Locations & Sublocations
Set up your locations to match how your business actually stores things. Yards, trailers, shops, shelves, bins.
Locations are where your inventory lives. Every item in your catalog is stored at a location. Sublocations let you get more specific within a location.
How Locations Work
Locations are the top level. These are your physical spaces:
Common locations:
Main Yard
Shop
Mike's Trailer
Lisa's Trailer
Snow Crew Truck
Sublocations are optional spots within a location:
Shelf A, Shelf B, Shelf D2
Bay 1, Bay 2
Bin A, Bin B
Left Side, Right Side
Tool Box, Mounted Rack
You don't need sublocations to get started. Knowing "it's on Mike's Trailer" is already better than "it's somewhere." Add sublocations when you want more precision.
Setting Up Locations
Locations are created as you add items. When you add or import an item, type a location name. If it doesn't exist yet, it gets created.
The same applies to sublocations.
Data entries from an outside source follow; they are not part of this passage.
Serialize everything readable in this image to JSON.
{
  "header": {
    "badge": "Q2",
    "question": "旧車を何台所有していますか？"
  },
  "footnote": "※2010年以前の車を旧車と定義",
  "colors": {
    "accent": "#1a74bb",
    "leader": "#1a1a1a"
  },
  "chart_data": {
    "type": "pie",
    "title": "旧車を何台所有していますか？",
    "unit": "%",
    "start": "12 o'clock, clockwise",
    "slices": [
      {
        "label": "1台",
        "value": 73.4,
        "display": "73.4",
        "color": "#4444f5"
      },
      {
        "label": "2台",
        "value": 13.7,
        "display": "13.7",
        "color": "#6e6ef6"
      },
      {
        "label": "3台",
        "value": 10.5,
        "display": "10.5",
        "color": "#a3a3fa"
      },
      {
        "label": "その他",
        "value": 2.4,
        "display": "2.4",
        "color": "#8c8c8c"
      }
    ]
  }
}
Type a sublocation name within any location, and it's created on the spot.
Importing creates locations automatically. If your import file has location names that don't exist yet, they'll be created during import. This is the fastest way to set up your location structure.
Thinking About Your Setup
There's no single right way to organize locations. Here are patterns that work well for landscape companies:
One Location Per Trailer + One for the Yard
The most common setup. Each crew trailer is a location, and your main storage area is a location. Items on the trailer are tracked at the trailer level. Items in the yard are tracked at the yard level.
Main Yard
Shelf A, Shelf B, Pallet Area
Bulk materials, backup equipment
Crew 1 Trailer
Tool Box, Left Bay, Right Bay
Daily-use tools and materials
Crew 2 Trailer
Tool Box, Left Bay, Right Bay
Daily-use tools and materials
Yard + Shop Split
If your shop is separate from your yard, track them as separate locations. The shop might hold equipment parts and tools. The yard holds materials and bulk supplies.
Seasonal Setups
Some companies run different inventory in different seasons. A snow crew truck in winter has different inventory than a landscape trailer in summer. Use separate locations for seasonal setups so you can track what's loaded on each rig.
The Assigned To Field
Locations tell you where something is stored. Assigned To tells you where it's being used.
A skid steer might live at Main Yard, but right now it's at the Meadow Creek job. Its location is still the yard because that's where it comes back to, but Assigned To says "Meadow Creek Drive" so everyone knows where it actually is and why. A trimmer might be assigned to Mike because he's the one using it this week. Materials might be staged for a job that starts Monday.
You could also create a location for every job site, but that gets complicated fast. Assigned To lets you track what's where without building out a new location every time you mobilize equipment. Use whatever approach makes sense for how your business actually works. There's no single right way. The most important thing is the way you'll actually use and keep current.
The Assignments and Crew Inventory saved views filter and group by this field, so you can see at a glance what's allocated where.
Renaming Locations
Need to fix a name or standardize? On the Dashboard, click the menu on any location card and select Rename. The new name updates everywhere that location is referenced.
Tips
Match your physical layout. If crews already call it "Mike's Trailer," name the location "Mike's Trailer." Don't invent a naming system nobody will use.
Keep it simple at first. Two or three locations are enough to start. You can always add more as your tracking matures.
Sublocations are for findability. If someone needs to physically find an item, sublocations help. "Shelf D2 in the Main Yard" is findable. "Main Yard" is a search mission.